What do you consider as the main barriers for pushing the sustainable agenda forward?

So there's a lot of work being done on changing the standards from prescriptive in materials that can be used to a testing based standard that does not describe a materials source.  It shouldn't be about the prescription, the "recipe" of what the "cake" is made of. We should ask instead, What does it do? How does it perform? And how do we make those parameters performance-based standards? I think that's a huge piece of the equation that's being worked on.

But it's also clear that scale is a huge factor. If a new material is wanted but can't be produced at scale, that's a problem.

Another barrier for new materials to grow is the cost of scaling and the perceived risks of using new construction materials.

Given that scaling is so difficult, how do we even get to the stage of accelerating and replacing existing materials? 

I think many companies can make a difference today. This was a conversation we had during New York Climate Week on how carbon tax will entirely change the game, opening the doors for all these innovations. But companies today can already put an internal price on the carbon of tomorrow. They can start charging themselves for that carbon tax and that would already make traditional cement economically worse. Many companies like Microsoft and Volvo have started to do this but the problem is that it hasn't been translated to the construction industry yet.

Education needs to be core when scaling new materials as I believe many people want to do the right thing but they don't know how. So how do you get them up to speed? What are the newest materials? How do you incentivise them? And how do you make it easier?

If we don't pay the price now, it's gonna cost us a hundred fold in the future.

There is a big divide and ongoing debate around the whole cement vs. wood usage. What's your position there? 

I think cement is an amazing material; it's very flexible as it can go from liquid to stone and it's overall a wonderful material to work with. It's the emissions that are the big problem. If we could get rid of those, cement wouldn't be such a threat for our planet.

Also, we need to consider the whole lifecycle of a building. How much maintenance will it require? And then we need to push the envelope on what is possible with these new materials.
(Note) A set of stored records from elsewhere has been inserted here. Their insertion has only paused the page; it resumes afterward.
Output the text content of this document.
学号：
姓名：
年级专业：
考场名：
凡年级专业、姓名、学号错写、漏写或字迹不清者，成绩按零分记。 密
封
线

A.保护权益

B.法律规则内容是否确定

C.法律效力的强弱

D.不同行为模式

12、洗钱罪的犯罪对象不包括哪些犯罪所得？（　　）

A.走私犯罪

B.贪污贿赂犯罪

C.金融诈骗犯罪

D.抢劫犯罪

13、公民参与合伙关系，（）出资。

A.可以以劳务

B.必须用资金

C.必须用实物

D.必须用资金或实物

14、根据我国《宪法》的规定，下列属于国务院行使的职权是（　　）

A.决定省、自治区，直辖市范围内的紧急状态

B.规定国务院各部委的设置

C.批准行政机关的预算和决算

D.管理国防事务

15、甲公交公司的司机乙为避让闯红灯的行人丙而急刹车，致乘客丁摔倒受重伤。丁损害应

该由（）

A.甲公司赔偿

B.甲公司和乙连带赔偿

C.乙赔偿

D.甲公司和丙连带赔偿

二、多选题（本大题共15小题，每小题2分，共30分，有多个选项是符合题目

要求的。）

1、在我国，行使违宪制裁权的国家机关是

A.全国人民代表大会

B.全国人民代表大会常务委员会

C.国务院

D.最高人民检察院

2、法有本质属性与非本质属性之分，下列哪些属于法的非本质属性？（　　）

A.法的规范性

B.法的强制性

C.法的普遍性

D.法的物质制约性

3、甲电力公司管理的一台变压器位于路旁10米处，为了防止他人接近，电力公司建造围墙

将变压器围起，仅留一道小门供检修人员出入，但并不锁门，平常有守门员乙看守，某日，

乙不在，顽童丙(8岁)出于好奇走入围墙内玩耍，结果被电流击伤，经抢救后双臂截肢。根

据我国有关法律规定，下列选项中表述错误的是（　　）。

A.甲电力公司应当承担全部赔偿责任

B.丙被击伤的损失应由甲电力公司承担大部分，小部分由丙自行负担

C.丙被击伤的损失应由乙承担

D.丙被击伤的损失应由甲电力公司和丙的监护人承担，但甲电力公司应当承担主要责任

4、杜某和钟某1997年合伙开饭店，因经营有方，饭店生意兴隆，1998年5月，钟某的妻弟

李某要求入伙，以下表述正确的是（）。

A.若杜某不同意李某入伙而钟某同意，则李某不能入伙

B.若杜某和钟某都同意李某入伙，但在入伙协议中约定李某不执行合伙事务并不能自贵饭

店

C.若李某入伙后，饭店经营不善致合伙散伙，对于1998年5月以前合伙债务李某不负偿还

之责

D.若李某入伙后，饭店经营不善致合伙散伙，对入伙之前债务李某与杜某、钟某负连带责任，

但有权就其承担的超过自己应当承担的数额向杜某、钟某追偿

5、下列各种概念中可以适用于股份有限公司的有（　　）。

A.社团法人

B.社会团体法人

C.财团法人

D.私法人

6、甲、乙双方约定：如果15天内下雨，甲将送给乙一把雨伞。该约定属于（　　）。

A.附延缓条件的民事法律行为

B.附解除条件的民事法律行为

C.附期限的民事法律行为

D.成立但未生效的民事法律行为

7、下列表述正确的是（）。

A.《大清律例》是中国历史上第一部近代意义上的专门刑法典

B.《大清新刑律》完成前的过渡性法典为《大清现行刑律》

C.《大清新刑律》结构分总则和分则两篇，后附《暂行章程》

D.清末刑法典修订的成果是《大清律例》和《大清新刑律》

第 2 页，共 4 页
It has to be based on informed decisions and localised to each project. 

Talking about education and making it easier to get more people on board, what role do you think data and LCA play in this?

I think we need a universal language. For Material Evolutions, it's fundamental to who we are. There is no point in lying about the numbers, because our core mission is to save the planet. The methodology has to be universal and needs to be a true reflection on the materials supply chain. We need to be comparing like for like in numbers.

What do you imagine the built environment should look like in 2030?

2030 is not really that far away. Overall I would say, greater transparency on material supply chains. I would love it if we knew how to digitise our buildings. Buildings today are such black boxes. Things will really change once we have transparency and information, not just on the materials, but the building itself, to kind of treat them like we do with health checks or food labels. I also would love it if no one actually owned building materials anymore but rather leased them. So when it's at the end of life, it would be my job as a company to make sure we took it back. We would know how to dispose of it, reuse it, or deconstruct it.

Finally, the last question is free for interpretation. What is your advice for those who strive to change the industry for the better? 

Never give up. There will be many hard conversations, and people will get uncomfortable. You're asking to change what is business as usual for many. It's also about being humble. The depth of expertise in these big companies is unrivalled, so how do you bring them on the journey? There is so much knowledge and we have a lot to learn from each other, which means it's about building partnerships. The only way change will really happen is through collaboration, find your champions. And finally, build a good team around yourself.